We observed more favourable composite cardiometabolic health (i.e. z score <0) with approximately 64 min/day walking (z score [95% CI] −0.14 [−0.25, −0.02]) and 5 min/day stair climbing (−0.14 [−0.24, −0.03]). We observed an equivalent magnitude of association at 2.6 h/day standing. Any amount of running was associated with better composite cardiometabolic health. We did not observe an upper limit to the magnitude of the dose–response associations for any activity type or standing. There was an inverse dose–response association between sitting time and composite cardiometabolic health that became markedly less favourable when daily durations exceeded 12.1 h/day. Associations for sitting time were no longer significant after excluding participants with prevalent CVD or medication use. The dose–response pattern was generally consistent between activity and posture types and individual cardiometabolic health markers.

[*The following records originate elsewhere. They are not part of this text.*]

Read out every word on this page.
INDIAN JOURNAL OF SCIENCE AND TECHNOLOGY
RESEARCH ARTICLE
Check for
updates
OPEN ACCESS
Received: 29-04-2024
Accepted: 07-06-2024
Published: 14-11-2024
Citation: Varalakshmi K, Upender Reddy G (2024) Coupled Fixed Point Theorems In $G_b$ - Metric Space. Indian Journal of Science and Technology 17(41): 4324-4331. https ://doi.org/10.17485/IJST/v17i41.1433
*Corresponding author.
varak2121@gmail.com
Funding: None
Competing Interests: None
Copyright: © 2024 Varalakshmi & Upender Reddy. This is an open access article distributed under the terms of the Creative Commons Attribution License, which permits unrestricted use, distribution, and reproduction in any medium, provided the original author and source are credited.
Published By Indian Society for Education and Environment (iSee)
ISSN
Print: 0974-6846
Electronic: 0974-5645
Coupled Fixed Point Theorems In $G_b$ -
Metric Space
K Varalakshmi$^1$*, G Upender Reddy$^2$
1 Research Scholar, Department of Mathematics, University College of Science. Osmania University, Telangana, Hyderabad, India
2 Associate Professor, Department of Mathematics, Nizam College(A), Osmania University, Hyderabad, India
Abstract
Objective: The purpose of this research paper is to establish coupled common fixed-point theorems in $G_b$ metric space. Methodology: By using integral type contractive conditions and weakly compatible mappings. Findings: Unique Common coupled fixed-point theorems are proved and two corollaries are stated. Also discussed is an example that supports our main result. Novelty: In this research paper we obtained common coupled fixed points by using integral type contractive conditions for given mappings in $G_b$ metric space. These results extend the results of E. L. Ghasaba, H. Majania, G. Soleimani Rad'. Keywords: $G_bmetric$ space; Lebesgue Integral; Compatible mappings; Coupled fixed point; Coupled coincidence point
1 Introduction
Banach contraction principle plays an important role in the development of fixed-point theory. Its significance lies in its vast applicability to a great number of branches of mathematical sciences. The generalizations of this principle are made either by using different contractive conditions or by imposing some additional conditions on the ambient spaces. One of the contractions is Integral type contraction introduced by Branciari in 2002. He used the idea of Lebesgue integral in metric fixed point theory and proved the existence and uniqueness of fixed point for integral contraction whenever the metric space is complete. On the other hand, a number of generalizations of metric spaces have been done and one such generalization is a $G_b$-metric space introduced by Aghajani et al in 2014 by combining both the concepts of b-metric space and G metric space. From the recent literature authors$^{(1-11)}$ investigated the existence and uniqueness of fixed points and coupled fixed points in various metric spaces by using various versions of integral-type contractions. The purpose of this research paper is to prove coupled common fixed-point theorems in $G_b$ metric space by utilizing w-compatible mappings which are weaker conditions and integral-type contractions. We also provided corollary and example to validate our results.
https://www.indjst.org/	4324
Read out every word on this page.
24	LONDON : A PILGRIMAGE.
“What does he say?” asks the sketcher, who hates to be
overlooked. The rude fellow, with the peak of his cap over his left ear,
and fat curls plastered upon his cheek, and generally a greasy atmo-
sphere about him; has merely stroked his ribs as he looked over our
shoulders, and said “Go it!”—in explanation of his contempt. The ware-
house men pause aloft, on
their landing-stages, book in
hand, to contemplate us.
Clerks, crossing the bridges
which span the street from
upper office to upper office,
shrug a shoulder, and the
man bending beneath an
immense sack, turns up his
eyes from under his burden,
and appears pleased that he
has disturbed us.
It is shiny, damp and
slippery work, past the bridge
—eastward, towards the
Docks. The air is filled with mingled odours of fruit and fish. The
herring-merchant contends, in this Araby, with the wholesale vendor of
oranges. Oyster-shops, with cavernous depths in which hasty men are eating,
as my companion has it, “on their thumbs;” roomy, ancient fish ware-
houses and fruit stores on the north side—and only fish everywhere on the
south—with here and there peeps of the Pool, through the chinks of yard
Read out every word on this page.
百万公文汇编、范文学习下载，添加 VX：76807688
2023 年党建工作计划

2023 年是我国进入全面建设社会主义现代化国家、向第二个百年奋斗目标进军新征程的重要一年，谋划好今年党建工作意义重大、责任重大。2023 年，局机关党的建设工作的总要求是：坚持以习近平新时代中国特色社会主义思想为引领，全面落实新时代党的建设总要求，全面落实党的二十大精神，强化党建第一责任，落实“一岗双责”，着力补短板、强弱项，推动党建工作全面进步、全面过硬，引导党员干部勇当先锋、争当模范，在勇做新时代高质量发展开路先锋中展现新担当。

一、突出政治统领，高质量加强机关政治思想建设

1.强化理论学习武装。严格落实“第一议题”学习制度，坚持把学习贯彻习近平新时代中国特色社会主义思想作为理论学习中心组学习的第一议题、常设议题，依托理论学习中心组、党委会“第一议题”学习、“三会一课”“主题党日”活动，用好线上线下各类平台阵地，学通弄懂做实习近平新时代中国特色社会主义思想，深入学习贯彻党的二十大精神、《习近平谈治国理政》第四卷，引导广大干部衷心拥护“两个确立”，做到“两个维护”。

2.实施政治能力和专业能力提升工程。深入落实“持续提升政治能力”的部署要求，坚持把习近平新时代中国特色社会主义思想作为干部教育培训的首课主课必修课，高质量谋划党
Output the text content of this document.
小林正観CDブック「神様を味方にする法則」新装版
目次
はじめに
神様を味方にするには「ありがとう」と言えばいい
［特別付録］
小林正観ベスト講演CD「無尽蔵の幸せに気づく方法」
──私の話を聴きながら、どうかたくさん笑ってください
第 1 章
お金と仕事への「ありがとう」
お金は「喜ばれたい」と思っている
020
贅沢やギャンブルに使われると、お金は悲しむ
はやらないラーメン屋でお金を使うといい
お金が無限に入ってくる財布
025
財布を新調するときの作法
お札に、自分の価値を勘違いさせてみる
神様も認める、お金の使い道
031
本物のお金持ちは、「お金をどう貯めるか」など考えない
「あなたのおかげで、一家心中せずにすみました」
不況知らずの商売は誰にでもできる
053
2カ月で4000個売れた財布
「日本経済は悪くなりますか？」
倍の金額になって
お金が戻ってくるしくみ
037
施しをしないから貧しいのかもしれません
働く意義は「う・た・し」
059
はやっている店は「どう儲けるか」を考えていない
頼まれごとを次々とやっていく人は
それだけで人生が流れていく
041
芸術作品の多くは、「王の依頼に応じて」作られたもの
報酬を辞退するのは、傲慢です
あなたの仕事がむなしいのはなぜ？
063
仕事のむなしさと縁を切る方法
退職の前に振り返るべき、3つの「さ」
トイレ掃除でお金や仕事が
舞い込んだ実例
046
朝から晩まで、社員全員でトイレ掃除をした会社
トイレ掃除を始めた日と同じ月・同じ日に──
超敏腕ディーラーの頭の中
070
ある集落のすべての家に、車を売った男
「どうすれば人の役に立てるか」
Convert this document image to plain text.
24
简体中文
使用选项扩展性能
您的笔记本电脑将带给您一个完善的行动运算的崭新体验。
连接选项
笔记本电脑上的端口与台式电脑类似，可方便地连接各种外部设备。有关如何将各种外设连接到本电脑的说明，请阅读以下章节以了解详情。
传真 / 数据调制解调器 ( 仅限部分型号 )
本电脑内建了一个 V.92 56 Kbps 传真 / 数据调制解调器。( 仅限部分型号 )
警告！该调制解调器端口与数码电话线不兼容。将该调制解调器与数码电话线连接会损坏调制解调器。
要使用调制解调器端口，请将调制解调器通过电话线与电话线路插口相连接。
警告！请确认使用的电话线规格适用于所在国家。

Conclusions/interpretation

In this first activity type-specific analysis of device-based physical activity, ~64 min/day of walking and ~5.0 min/day of stair climbing were associated with a favourable cardiometabolic risk profile. The deleterious associations of sitting time were fully attenuated after exclusion of participants with prevalent CVD and medication use. Our findings on cardiometabolic health and durations of different activities of daily living and posture may guide future interventions involving lifestyle modification.